Der Sozialstaat und Bürger mit Vollkasko-Ansprüchen

„In Deutschland hat sich eine Form der Vollkaskomentalität ausgebildet, wonach der Staat alles … überall leisten kann und für jedes individuelle Problem eine Lösung bereithalten muss.“ Das bemängelt der Hauptgeschäftsführer des Deutschen Städte- und Gemeindebundes, Gerd Landsberg.
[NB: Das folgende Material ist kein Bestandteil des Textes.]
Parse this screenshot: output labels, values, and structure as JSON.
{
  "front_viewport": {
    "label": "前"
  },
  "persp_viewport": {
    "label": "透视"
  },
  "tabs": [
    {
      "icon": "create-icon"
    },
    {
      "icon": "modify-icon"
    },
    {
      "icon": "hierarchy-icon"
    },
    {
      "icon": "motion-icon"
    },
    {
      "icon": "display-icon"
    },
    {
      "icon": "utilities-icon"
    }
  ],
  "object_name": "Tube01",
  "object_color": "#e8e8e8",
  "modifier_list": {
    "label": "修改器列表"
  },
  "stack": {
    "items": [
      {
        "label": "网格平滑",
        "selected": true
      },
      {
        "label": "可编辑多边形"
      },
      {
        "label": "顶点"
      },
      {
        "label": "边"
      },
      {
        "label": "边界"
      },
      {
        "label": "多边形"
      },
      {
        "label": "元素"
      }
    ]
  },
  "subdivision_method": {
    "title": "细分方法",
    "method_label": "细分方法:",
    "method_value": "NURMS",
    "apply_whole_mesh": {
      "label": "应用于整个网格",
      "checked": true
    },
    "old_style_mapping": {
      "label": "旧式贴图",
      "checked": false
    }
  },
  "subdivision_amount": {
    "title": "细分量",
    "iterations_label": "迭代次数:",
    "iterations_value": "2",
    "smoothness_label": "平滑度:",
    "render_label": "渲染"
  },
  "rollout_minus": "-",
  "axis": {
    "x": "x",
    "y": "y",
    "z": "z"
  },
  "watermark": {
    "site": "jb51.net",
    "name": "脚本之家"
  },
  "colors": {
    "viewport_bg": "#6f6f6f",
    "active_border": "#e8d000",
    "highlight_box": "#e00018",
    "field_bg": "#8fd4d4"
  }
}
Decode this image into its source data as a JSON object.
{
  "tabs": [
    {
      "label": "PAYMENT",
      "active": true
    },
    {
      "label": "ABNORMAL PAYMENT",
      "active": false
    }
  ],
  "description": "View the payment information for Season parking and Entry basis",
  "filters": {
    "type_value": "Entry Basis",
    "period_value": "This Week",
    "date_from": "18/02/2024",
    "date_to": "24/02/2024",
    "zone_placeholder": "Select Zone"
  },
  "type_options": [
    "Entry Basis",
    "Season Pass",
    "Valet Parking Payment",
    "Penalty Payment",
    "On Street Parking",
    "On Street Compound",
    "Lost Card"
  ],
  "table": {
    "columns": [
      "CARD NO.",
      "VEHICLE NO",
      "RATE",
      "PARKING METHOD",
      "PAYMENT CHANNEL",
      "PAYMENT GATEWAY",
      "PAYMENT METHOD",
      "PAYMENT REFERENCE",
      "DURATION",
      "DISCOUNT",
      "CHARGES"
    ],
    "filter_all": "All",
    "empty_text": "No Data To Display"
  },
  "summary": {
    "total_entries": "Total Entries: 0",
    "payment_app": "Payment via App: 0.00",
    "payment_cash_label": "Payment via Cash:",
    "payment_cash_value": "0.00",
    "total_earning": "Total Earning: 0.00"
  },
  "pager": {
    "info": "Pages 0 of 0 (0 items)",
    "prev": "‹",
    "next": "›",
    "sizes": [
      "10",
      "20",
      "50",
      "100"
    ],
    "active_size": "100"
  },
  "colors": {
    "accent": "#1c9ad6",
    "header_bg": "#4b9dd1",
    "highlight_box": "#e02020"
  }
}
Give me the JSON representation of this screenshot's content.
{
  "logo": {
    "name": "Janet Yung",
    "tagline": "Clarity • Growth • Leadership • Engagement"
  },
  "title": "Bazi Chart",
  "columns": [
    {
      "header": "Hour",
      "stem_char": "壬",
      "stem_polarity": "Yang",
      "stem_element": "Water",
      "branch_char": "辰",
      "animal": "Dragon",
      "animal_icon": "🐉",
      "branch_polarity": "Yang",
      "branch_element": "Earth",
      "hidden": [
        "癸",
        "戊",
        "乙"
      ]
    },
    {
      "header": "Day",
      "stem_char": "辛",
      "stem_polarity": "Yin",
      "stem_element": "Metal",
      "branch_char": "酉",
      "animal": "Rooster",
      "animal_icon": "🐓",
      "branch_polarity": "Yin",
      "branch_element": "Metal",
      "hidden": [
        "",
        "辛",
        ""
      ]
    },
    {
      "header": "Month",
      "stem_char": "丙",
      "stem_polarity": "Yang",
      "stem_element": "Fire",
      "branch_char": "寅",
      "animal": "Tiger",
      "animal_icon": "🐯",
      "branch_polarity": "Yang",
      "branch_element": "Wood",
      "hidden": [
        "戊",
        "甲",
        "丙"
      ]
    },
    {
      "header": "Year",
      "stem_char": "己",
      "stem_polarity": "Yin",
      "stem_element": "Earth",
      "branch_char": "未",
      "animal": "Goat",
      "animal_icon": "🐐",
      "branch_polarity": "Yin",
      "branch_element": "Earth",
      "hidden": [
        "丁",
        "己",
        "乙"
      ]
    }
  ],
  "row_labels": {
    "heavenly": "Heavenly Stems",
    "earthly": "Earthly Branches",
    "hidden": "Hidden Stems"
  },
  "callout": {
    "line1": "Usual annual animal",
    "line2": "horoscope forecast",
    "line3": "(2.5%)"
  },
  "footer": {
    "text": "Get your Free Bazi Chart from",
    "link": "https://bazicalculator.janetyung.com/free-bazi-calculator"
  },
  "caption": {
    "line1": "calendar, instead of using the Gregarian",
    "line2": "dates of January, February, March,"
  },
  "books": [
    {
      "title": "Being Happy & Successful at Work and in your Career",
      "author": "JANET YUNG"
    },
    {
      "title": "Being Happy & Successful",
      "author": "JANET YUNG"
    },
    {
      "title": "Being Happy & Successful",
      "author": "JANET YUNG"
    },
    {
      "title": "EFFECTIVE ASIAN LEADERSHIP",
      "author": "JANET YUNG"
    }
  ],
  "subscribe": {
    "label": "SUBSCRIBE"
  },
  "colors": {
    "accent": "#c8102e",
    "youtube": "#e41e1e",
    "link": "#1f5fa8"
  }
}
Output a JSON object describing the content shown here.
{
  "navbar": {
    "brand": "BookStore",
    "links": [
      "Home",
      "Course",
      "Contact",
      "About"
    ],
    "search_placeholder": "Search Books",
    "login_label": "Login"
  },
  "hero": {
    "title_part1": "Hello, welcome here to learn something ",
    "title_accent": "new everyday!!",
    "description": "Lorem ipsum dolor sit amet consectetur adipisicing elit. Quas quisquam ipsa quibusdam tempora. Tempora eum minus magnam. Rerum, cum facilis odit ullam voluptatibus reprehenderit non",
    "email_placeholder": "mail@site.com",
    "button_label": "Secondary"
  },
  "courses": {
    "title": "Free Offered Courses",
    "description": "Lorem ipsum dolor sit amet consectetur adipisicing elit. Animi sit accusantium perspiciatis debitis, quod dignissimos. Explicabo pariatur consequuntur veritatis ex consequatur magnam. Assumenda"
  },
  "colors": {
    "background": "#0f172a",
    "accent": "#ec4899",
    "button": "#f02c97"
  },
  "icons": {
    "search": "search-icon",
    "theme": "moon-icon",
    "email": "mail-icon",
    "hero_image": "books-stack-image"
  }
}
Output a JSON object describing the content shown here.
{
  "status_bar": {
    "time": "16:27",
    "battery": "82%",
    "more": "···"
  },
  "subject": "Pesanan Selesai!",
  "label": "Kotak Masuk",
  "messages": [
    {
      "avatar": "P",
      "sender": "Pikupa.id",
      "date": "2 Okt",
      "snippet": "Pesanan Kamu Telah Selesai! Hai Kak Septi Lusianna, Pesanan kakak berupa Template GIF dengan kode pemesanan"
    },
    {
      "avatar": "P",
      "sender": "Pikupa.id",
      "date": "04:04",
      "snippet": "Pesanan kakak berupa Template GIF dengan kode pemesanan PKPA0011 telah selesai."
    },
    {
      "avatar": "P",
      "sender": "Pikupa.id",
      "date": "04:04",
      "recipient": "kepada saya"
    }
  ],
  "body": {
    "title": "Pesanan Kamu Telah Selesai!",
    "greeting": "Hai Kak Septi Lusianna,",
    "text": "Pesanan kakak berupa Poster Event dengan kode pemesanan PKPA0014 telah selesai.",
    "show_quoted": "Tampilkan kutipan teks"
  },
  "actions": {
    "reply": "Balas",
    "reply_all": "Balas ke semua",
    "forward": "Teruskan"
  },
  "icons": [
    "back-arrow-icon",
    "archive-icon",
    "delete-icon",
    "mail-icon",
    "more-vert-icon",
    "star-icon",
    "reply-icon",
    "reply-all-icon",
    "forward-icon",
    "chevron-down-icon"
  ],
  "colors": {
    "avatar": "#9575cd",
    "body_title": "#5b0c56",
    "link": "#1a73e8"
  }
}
Bei jedem Problem werde von den politischen Repräsentanten versprochen, „es gebe mehr Geld und natürlich auch mehr Personal“. Das sei aber angesichts der alternden Gesellschaft und des wirtschaftlichen Wandels gar nicht erfüllbar, so Landsberg. Die Erkenntnis, dass der Staat letztlich nur das verteilen kann, was er vorher den Bürgern über Steuern und Abgaben entzogen hat, werde kaum mehr beachtet. Allseits sind Klagen zu hören, dass die Armut zunehme. Allerdings gebe die Bundesrepublik gemäß dem Staatshaushalt Jahr für Jahr mehr als die Hälfte der Gelder für Arbeit und Soziales aus: mehr als 170 Milliarden Euro.

Eine Sozialstaatsreform, die diesen Namen verdient, müsste laut Landsberg Gesetze vereinfachen, Bürokratie abbauen und die Bedürftigen in den Mittelpunkt stellen. Zuvorderst seien Maßnahmen notwendig, um endlich Familien zu entlasten, Erziehungsleistungen zu berücksichtigen und so für mehr Steuergerechtigkeit zu sorgen.